Spring cleaning. Now those are not words that trip off my lips often. Not even every spring. In a conversation with my sister recently, I said, “You have to make the trek from Ottawa down here soon, my house needs cleaning.” She knew what I meant. Not that she needs someone to visit for her to clean her house—I swear you could eat off the floors in her house—even when no one is coming to visit.  You cannot eat off the floors at my house—ever. Even the five second rule is a bit dicey most of the time. (You know the rule—if food falls on the floor you have about five seconds before really disgusting things happen to it—I think we have at the best of times, a two second rule at my house.)

It is not as if, in my heart of hearts, I am not a neat and clean person. It is just that my inner Martha Stewart is bogged down, or if truth be told, nonexistent. Jane Wells, author of the book “Definitely Not Martha Stewart” says that “deep in the heart of every woman lives a Martha Stewart. It doesn’t matter how liberated or non-traditional we are, the only difference in any of us are the circumstances of life that have nurtured or sublimated or completely eradicated our nesting instincts.” Okay, Jane seems to be a bit on the fence about Martha. I am not. I have no inner Martha Stewart, which is probably why she does not get on my nerves.  I love things to be neat, clean, and organized—I just do not care for the process it takes to get there.

My mom was big on spring cleaning. Wash down all the walls and the ceilings in every room in the house. No piece of furniture was unturned, undusted, unbuffed, or unpolished in the quest to clean the house when the first robin appeared. She took her talents for granted, and felt that there was no creativity in keeping a clean house—it was something everyone could do.

Cleaning takes hard work. Second, it takes hard work, and a plan of attack. Since my mother was already a fastidious housekeeper, it was not much of a job to do her spring cleaning, as on a daily basis, the house was dusted and vacuumed and the bathroom cleaned  (something I do on a weekly, nay–monthly basis). Her weekly cleaning jaunts were about what my spring cleaning is, when I choose to actually do it.  I learned from the best. It is not that I do not know how to clean—it is just I use these talents on a much more limited basis than my mom did—with, I might add, her approval.

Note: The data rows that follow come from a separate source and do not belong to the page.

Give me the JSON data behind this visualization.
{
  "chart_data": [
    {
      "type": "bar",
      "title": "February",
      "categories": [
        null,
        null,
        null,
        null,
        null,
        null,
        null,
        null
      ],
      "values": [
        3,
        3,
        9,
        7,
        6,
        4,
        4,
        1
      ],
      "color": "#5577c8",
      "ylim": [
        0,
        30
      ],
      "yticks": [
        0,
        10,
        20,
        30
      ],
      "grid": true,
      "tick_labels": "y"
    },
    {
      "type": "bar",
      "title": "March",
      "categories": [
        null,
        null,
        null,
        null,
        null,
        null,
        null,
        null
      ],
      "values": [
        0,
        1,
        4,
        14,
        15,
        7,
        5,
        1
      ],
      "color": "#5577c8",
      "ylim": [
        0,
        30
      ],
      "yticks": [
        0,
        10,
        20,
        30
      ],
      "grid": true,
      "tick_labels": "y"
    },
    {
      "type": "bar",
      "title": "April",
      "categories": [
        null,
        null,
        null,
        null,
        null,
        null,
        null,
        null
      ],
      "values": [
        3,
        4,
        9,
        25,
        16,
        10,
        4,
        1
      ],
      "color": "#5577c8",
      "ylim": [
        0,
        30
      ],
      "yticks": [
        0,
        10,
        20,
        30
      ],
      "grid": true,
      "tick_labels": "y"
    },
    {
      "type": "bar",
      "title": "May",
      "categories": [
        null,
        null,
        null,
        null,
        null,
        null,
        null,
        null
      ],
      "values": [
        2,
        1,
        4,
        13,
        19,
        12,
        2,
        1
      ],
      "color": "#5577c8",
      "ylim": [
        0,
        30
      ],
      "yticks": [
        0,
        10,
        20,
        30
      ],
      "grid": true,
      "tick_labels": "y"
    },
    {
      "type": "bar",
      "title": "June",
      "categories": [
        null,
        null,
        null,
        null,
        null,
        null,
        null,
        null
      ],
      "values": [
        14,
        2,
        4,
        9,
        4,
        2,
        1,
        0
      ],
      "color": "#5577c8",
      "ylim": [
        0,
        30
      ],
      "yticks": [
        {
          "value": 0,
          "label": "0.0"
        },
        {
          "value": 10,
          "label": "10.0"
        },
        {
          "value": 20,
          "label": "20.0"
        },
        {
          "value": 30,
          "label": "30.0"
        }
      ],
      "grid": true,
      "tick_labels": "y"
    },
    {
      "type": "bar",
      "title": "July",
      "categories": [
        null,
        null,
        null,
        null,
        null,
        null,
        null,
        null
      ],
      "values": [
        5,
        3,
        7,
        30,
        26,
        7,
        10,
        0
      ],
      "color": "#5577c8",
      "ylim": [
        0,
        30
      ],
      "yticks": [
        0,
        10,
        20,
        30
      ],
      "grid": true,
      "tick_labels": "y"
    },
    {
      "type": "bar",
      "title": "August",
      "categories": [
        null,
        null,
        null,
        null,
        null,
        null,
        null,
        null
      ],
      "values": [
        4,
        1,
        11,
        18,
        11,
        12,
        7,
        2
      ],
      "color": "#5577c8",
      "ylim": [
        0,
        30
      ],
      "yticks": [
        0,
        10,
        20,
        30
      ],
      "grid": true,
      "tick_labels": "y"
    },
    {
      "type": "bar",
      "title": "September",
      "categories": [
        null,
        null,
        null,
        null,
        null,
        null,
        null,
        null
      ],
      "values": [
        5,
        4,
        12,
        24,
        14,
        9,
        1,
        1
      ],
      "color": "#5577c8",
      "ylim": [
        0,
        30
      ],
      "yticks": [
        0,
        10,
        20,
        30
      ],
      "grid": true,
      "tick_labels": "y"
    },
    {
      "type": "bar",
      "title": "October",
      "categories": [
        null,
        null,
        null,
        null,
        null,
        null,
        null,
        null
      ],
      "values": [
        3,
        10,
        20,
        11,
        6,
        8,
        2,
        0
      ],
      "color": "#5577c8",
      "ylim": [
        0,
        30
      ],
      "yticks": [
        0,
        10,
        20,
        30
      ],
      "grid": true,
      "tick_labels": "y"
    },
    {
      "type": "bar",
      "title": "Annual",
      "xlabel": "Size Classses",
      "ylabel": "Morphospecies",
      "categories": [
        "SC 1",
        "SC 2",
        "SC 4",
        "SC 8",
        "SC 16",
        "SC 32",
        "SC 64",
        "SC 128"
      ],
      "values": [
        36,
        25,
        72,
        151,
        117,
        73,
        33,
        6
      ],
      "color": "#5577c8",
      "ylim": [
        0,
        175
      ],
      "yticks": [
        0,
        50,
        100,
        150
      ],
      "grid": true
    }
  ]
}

She told me that keeping up with the Joneses in the house cleaning department was not something I needed to do—she did it because she said “it was expected”. Now, do not get me wrong, I do not live in filth, and when I am expecting company, I clean my little heart out. For me cleaning the house when company is coming is part of the respect I show for them. I am glad they are coming, and to show it, I clean up the flotsam and jetsam of everyday life, plus a dust bunny or two, and the occasional tumbleweed.

I have been to homes where the housekeeping is somewhat relaxed, (as is mine generally) and I do not judge, as I figure the homeowner just has more important things to do, like curling up with a good book. In fact seeing how laidback others are about house cleaning has made me more relaxed in my own “getting ready for company” practices, which makes the whole process a little less harried (though admittedly, I do get a little unwound when doors I have deliberately  shut get opened and the flotsam and jetsam I have hidden from sight are revealed. The solution: get some locks.)

Easter is coming and so is company. I think I must be goal oriented and need an actual reason to clean up. As the author of  “Definitely Not Martha Stewart” observed: “If it weren’t for Christmas or company coming, some jobs would never get done.”